Q: I read that breaking a stick scares away bears. Is that true?—Jim K., via email
You humans and your reading. Sometimes I think your higher intelligence gets you into more trouble than its worth—give me a sunny day, a field full of berries, and a river loaded with salmon, and I'm happy.
Nevertheless, what you've read isn't totally false; as usual, it depends on the type of bear. Black bears are notoriously skittish, and a snapping stick might be enough to startle me and make me high-tail it away from you (some Forest Service regulations recommend breaking sticks along with yelling and banging pots and pans to scare away a black).

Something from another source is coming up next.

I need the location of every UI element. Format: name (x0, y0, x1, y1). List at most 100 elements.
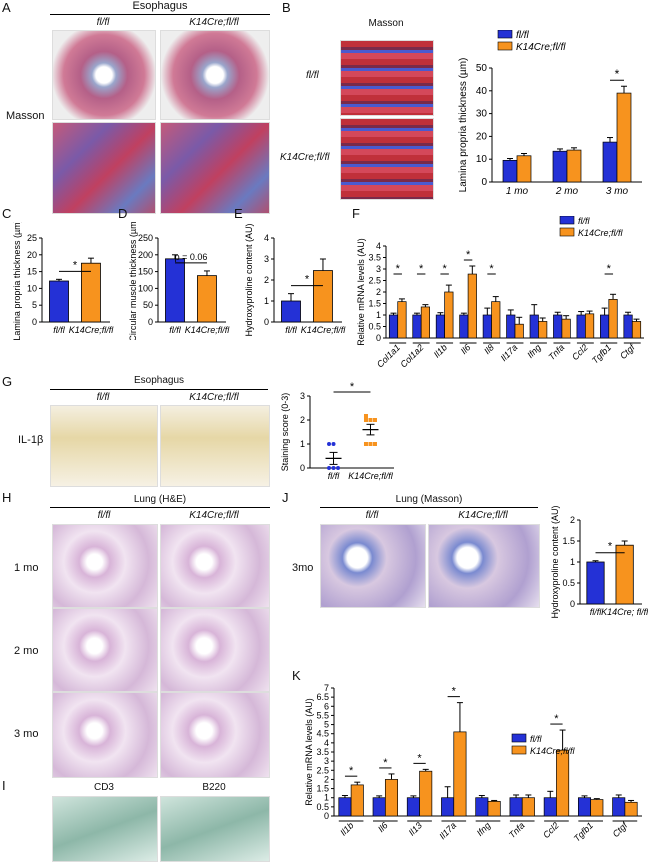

If I'm a grizzly, a stick is enough to certainly make me snap to attention, but it might not be enough to let me know you're human. Bear researcher Tom Smith got brown bears in Katmai to respond instantly to a pencil breaking
, but they didn't exactly make me take off.
In both cases, stick-breaking isn't nearly as efficient as the human voice. It's more likely to blend in as a natural sound of the forest, get drowned out by rivers or wind, or possibly elicit my curiosity because it's not explicitly a human noise. You're better off singing, yodeling, or talking loudly to get me moving on.
Besides, it seems like be a pain to constantly find and break all those sticks when the alternative is simply using your voice. But what do I know—I don't even have opposable thumbs.